Las fechas se mezclan; mi memoria compone un solo fresco donde se acumulan los incidentes y los viajes de diversas temporadas. La lujosa barca del comerciante Erasto de Éfeso puso proa a Oriente, luego al sur y por fin rumbo a Italia, que para mí significaba el Occidente. Tocamos Rodas dos veces; Delos, encenguecedora de blancura, nos recibió una mañana de abril y más tarde bajo la luna llena del solsticio; el mal tiempo en la costa de Epiro me permitió prolongar mi visita a Dodona. En Sicilia nos demoramos unos días en Siracusa para explorar el misterio de las fuentes: Aretusa, Ciadné, hermosas ninfas azules. Me acordaba de Licinio Sura, que antaño consagraba sus ocios de estadista a estudiar las maravillas de las aguas. Había oído hablar de las sorprendentes irisaciones de la aurora sobre el mar Jónico cuando se la contempla desde la cima del Etna. Decidí emprender la ascensión de la montaña, pasamos de la región de los viñedos a la de la lava, y por fin a la de la nieve. El adolescente de piernas danzantes corría por las pendientes escarpadas; los hombres de ciencia que me acompañaban subían a lomo de muía. En la cresta habían levantado un abrigo que nos permitiría esperar el alba.

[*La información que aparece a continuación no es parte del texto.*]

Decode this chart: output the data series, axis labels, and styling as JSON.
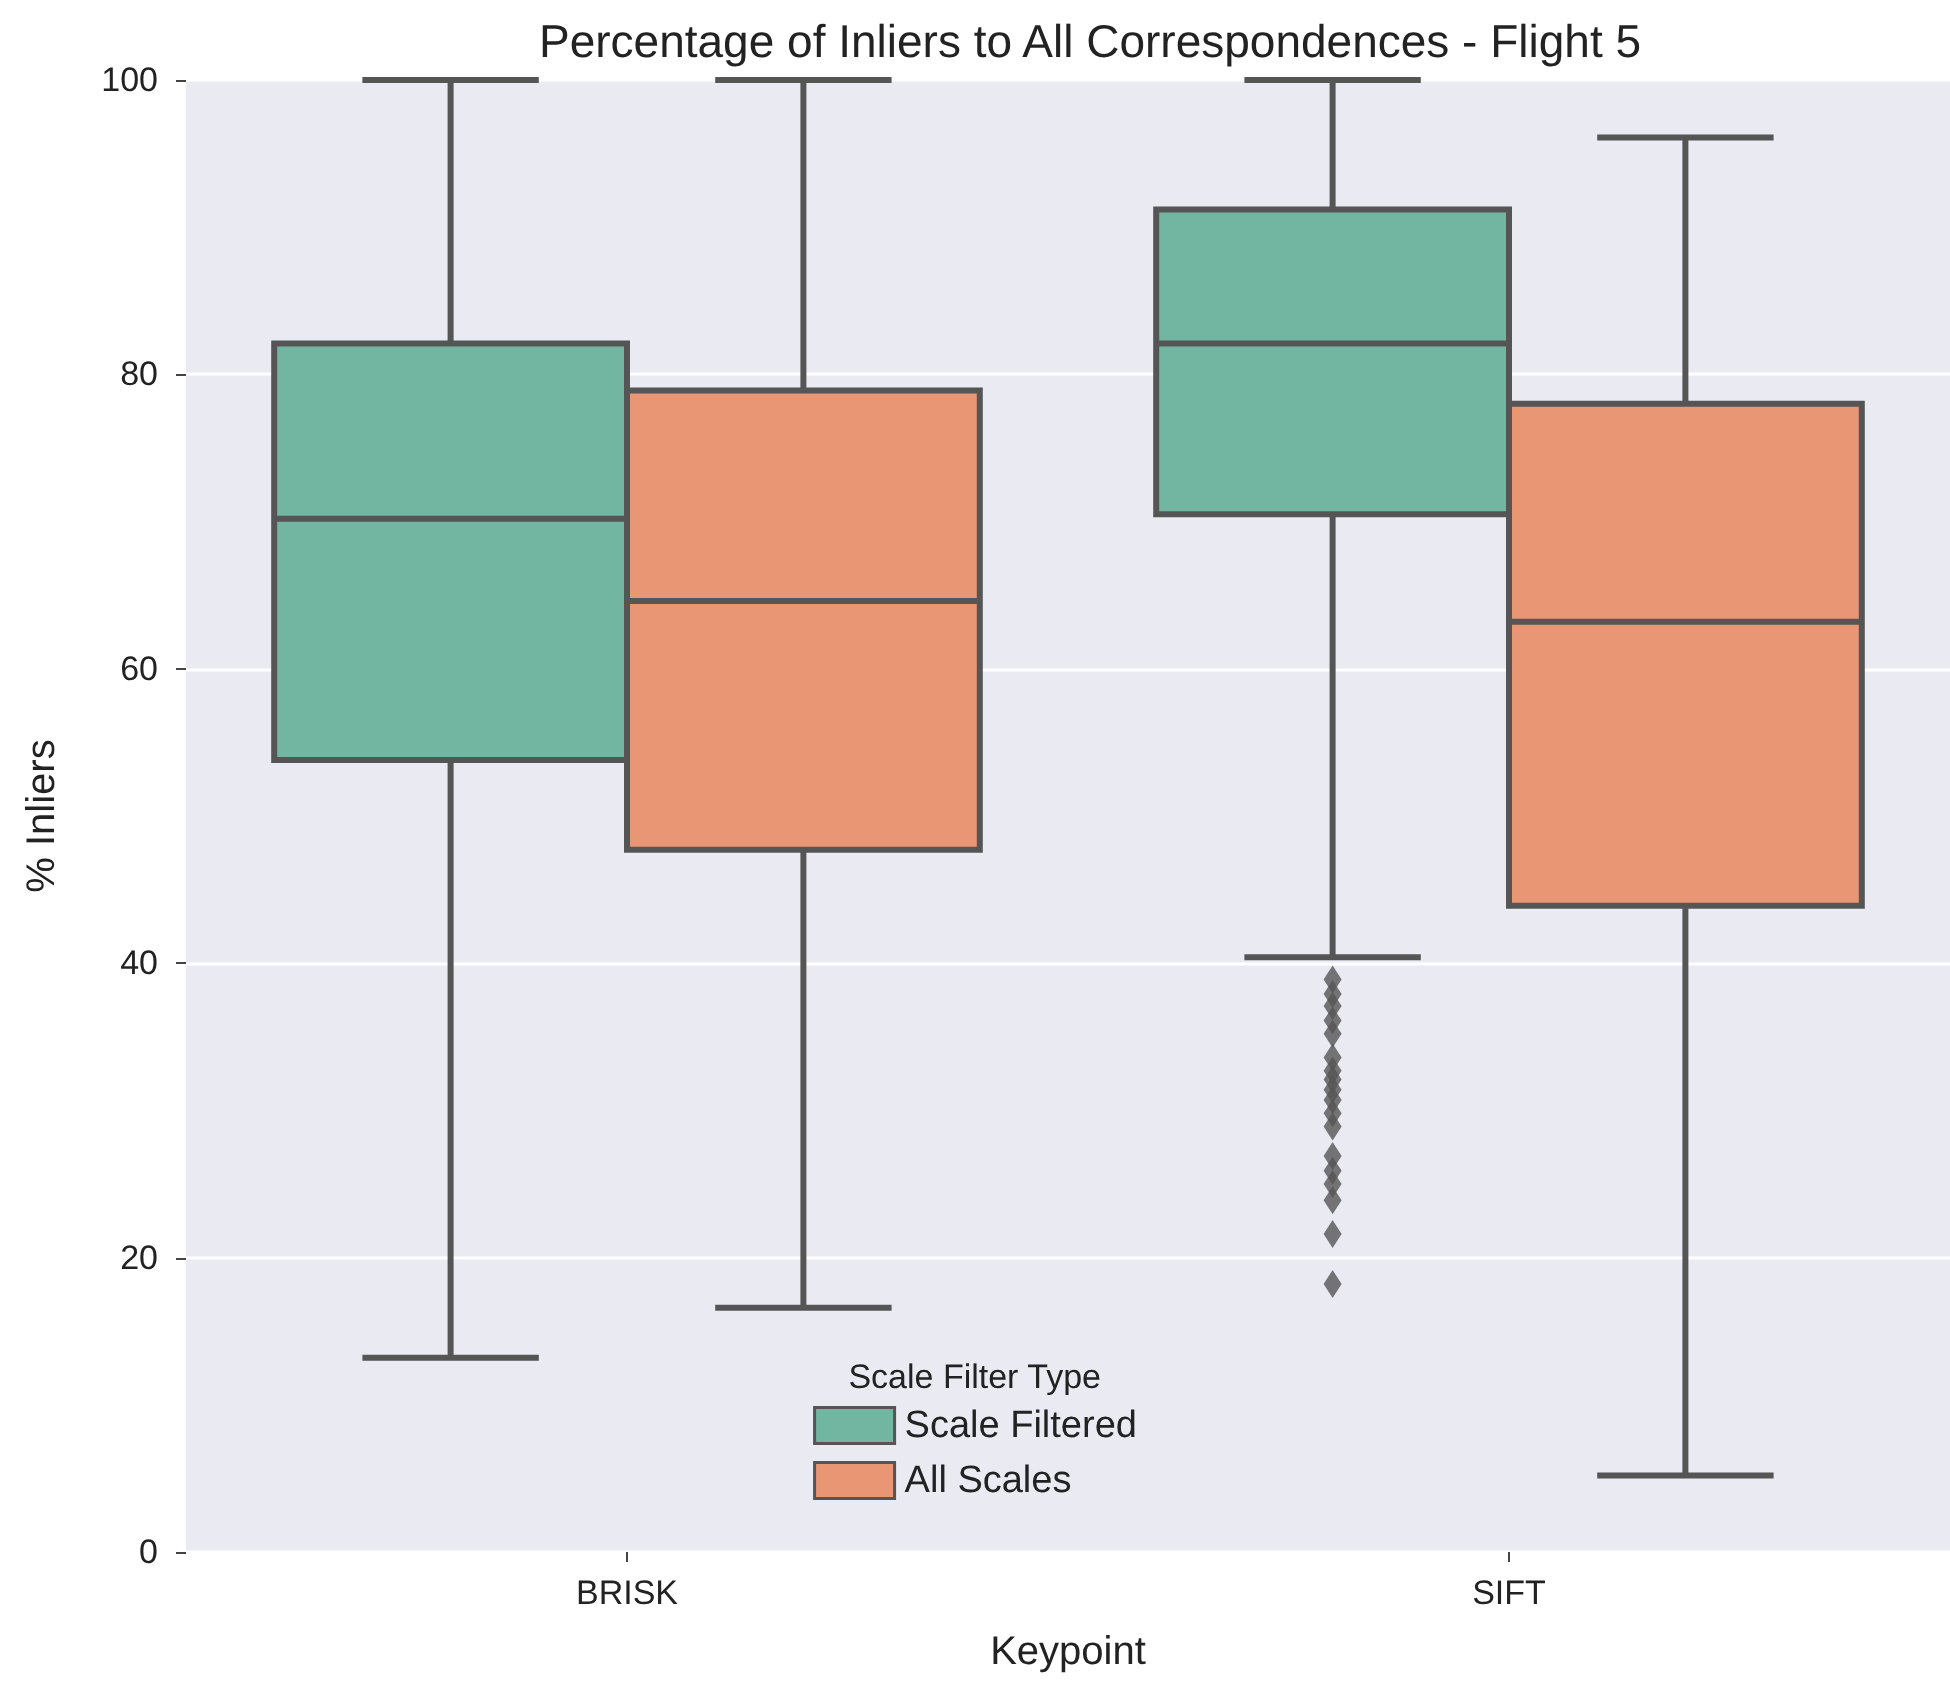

Amaneció: un inmenso velo de Iris se desplegó de uno a otro horizonte; extraños fuegos brillaron en los hielos de la cima; el espacio terrestre y marino se abría a la mirada hasta el África visible y la Grecia adivinada. Fue una de las cumbres de mi vida. No faltó nada en ella, ni la franja dorada de una nube, ni las águilas, ni el escanciador de inmortalidad.